The chapter assesses anthropogenic greenhouse gas changes, aerosol changes and their impact on clouds, aviation-induced contrails and cirrus changes, surface albedo changes and natural solar and volcanic mechanisms. The chapter reassesses the ‘radiative forcing’ concept (Sections 2.2 and 2.8), presents spatial and temporal patterns of RF, and examines the radiative energy budget changes at the surface.

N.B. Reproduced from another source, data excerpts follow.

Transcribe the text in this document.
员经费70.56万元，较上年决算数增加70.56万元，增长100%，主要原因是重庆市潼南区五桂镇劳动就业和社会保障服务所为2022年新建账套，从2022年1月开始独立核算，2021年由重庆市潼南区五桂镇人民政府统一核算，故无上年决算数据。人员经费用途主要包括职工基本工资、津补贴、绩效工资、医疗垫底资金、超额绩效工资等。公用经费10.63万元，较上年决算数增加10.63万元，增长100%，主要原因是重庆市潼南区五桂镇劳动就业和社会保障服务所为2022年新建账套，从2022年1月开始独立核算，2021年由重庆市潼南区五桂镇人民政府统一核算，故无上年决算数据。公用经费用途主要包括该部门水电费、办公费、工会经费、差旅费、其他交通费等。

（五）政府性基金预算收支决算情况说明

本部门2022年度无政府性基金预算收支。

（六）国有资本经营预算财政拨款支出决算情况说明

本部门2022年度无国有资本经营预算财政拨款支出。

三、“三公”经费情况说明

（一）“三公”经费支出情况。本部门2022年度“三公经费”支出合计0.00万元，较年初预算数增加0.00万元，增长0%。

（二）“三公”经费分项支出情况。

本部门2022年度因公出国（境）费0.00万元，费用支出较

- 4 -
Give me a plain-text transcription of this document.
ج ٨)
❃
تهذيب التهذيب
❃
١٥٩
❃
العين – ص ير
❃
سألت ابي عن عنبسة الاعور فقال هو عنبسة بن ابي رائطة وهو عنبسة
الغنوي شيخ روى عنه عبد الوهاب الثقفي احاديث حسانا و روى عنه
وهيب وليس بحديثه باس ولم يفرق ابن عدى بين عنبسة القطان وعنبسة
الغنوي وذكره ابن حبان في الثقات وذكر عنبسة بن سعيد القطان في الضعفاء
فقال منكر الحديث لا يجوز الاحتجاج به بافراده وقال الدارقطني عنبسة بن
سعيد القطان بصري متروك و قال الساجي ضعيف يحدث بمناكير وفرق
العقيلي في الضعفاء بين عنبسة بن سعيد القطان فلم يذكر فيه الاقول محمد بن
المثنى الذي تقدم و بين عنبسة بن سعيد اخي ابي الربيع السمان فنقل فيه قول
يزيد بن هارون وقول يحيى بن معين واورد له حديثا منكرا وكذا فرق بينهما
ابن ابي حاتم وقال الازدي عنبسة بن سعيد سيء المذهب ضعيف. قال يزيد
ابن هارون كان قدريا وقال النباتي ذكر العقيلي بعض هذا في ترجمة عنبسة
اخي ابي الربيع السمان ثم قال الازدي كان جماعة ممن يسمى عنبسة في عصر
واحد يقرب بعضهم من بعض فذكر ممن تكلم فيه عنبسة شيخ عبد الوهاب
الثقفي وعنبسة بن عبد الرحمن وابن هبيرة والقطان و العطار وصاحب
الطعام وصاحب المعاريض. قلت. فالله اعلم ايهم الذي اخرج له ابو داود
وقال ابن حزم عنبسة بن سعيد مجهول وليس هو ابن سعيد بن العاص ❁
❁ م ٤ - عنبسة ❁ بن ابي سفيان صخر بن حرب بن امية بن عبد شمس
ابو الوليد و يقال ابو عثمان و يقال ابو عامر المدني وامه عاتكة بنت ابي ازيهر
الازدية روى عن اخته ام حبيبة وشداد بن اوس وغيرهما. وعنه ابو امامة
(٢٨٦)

For the long-lived greenhouse gases (carbon dioxide (CO2), methane (CH4), nitrous oxide (N2O), chlorofluoro-carbons (CFCs), hydrochlorofluorocarbons (HCFCs), hydrofluorocarbons (HFCs), perfluorocarbons (PFCs) and sulphur hexafluoride (SF6), hereinafter collectively referred to as the LLGHGs; Section 2.3), the chapter makes use of new global measurement capabilities and combines long-term measurements from various networks to update trends through 2005. Compared to other RF agents, these trends are considerably better quantified; because of this, the chapter does not devote as much space to them as previous assessments (although the processes involved and the related budgets are further discussed in Sections 7.3 and 7.4). Nevertheless, LLGHGs remain the largest and most important driver of climate change, and evaluation of their trends is one of the fundamental tasks of both this chapter and this assessment.
The chapter considers only ‘forward calculation’ methods of estimating RF. These rely on observations and/or modelling of the relevant forcing agent. Since the TAR, several studies have attempted to constrain aspects of RF using ‘inverse calculation’ methods. In particular, attempts have been made to constrain the aerosol RF using knowledge of the temporal and/or spatial evolution of several aspects of climate. These include temperatures over the last 100 years, other RFs, climate response and ocean heat uptake. These methods depend on an understanding of – and sufficiently small uncertainties in – other aspects of climate change and are consequently discussed in the detection and attribution chapter (see Section 9.2).
Other discussions of atmospheric composition changes and their associated feedbacks are presented in Chapter 7. Radiative forcing and atmospheric composition changes before 1750 are discussed in Chapter 6. Future RF scenarios that were presented in Ramaswamy et al. (2001) are not updated in this report; however, they are briefly discussed in Chapter 10.